Tout comme pour le terrorisme, la détection précoce revêt une importance capitale pour prévenir ou endiguer l’extrémisme violent. Or, les autorités chargées des enquêtes et des poursuites pénales se heurtent souvent à des limites en raison des restrictions imposées à la surveillance. Le Service de renseignement de la Confédération (SRC) n’est par exemple autorisé aujourd’hui à mener des activités de surveillance qu’à partir de sources accessibles au public. En cas de manifestations violentes, ces sources sont inutiles. Le fait que les auteurs de violences se dissimulent sous des cagoules rend souvent difficile l’attribution claire des infractions. La révision de la loi vise à doter le SRC de davantage d’outils afin de pouvoir détecter plus tôt les phénomènes et les situations de menace et de poursuivre les infractions de manière plus systématique.

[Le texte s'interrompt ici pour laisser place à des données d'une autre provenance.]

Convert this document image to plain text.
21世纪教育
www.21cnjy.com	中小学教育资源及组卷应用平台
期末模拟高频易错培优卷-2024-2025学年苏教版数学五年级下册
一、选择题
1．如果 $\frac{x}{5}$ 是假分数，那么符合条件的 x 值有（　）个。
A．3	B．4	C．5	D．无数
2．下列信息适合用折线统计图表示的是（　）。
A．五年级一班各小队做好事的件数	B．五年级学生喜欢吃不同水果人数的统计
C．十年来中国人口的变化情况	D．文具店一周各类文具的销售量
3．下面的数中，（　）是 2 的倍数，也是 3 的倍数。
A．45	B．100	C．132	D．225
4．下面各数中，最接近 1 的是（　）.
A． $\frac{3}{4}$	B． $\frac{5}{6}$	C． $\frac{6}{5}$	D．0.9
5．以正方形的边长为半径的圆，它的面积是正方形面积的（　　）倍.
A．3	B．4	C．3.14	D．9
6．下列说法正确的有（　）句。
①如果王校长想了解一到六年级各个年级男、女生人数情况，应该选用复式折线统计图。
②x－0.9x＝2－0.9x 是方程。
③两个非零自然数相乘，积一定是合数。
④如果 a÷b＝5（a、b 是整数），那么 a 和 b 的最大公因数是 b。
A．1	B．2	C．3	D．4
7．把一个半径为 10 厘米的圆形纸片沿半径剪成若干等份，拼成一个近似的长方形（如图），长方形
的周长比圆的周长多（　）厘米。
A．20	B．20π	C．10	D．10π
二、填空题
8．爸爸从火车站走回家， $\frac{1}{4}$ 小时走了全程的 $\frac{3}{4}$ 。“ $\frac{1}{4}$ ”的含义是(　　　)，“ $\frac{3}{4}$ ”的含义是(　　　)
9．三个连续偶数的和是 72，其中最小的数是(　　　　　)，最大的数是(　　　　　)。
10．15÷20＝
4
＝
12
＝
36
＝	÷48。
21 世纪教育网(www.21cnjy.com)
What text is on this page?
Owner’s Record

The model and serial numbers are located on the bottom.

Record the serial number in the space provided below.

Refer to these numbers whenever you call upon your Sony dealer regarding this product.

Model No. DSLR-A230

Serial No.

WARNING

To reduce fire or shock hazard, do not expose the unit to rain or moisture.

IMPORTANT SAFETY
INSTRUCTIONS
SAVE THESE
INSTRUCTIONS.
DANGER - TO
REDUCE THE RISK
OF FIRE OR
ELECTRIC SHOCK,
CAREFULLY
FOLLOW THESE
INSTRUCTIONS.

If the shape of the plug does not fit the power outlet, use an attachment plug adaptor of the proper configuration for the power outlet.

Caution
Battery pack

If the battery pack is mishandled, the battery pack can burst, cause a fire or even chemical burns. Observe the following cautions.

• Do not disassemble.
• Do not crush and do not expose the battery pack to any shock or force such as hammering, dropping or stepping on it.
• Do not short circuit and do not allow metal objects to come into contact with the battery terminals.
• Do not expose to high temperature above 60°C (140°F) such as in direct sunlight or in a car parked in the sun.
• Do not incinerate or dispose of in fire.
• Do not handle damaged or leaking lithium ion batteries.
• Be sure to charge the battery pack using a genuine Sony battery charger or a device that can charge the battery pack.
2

Préservation des droits fondamentaux et renforcement de la surveillance indépendante

Dans une démocratie qui fonctionne, la liberté d’expression est un bien précieux. C’est pourquoi, afin de préserver les droits fondamentaux des citoyens, la révision de la loi sur les services de renseignement vise également à renforcer la surveillance indépendante. « Nous ne voulons ni un service de renseignement impuissant, ni un service de renseignement sans contrôle efficace », a souligné le conseiller national Heinz Theiler (PLR), vice-président de l’Alliance Sécurité Suisse, lors du débat. Par ailleurs, la révision permet d’adapter la loi sur le renseignement à la législation actuelle en matière de protection des données.

La révision de la loi sur le renseignement sera examinée par le Conseil des États lors de la session d’automne.